Hebrews 4:12-13, “The Word of God is living and active, sharper than any two-edged sword, piercing to the division of soul and of spirit, of joints and of marrow…no creature is hidden from His sight, but all are naked and exposed before the eyes of Him to whim we must give an account.”

The word of God as recounted in Scripture is not “dead,” it is not an object to be acted upon. Rather, God’s word is itself the acting subject, it is living, it is active it is powerfully present in the moment it is received (even as you’ve just received it in reading the reference above).

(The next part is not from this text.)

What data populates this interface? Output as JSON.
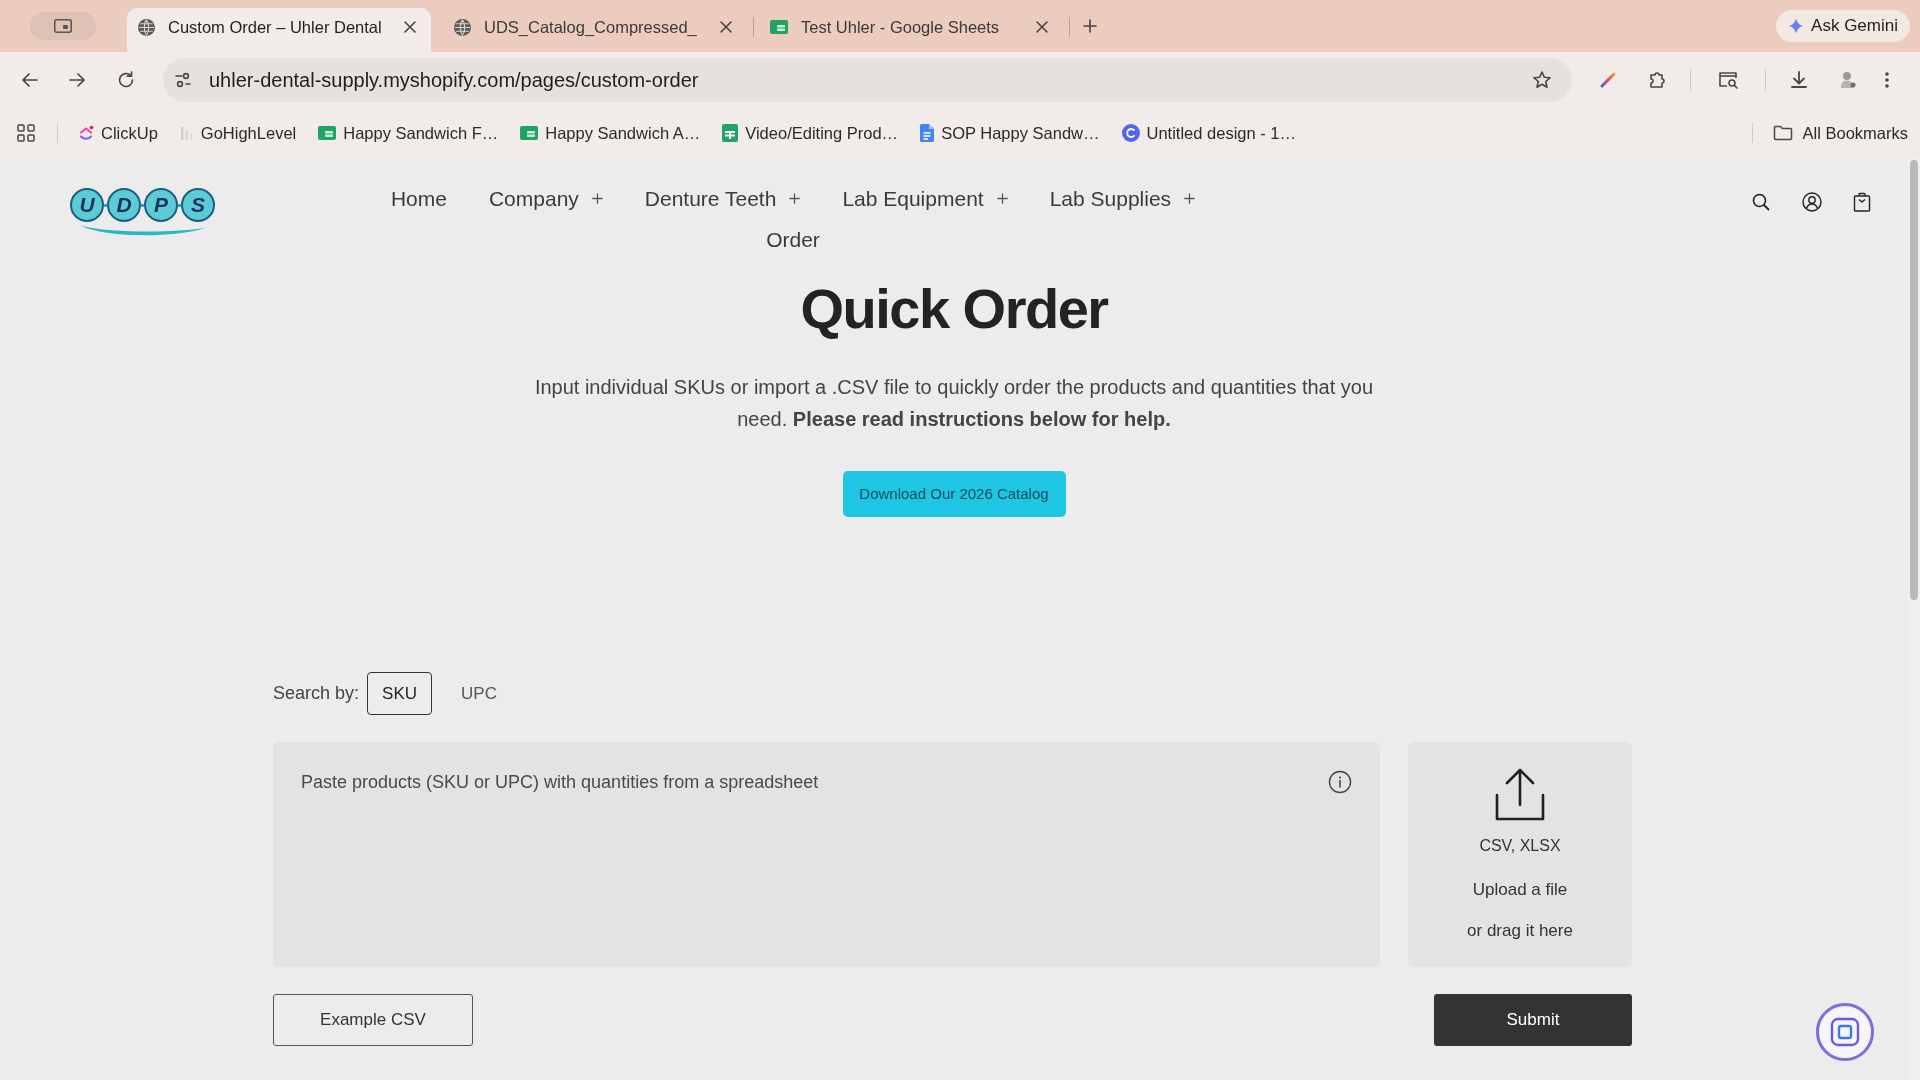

The instruction of the Scriptures (3:7-11), the hope of the Gospel (3:6), the call to enter Rest and the warning against unbelief (4:1-3)—these things are not mere human words. Human words are like stones: they are spoken, they fall to the ground, and they can then be picked up, examined, re-arranged, etc. The Divine word is like running water: it is ever new, ever fresh, ever moving and acting, ever giving life and breaking down the earth around it and never mastered by human hands.

But this analogy falls short, because (and here is, as it were, the “prestige” moment in the author’s argument) because this word is supremely *The Word*—the living, seeing, judging *Person* of Jesus Christ. Every word of God points toward and finds its telos in the Crucified Jesus Christ who is Risen, whose resurrection-illumined flesh is the articulation and seal of everything God ever says (or does, or is). The word is not finally a “what,” but a “who.”

This transition from “What” to “Who” is made explicit in v.13, where the author reveals that the “Word” is, in fact, the PERSON before whom we will all stand and give account. The Word that comes to us as we hear the Gospel from the Scriptures IS the slain and living Word in whom is all our hope and before whose all-consuming, soul-searching, heart-judging, un-erring eyes we will one day stand.

For this reason, let us take seriously what we hear and let us strive—exhorting one another to hold fast to the hope of the Risen Lord—to enter into His Rest.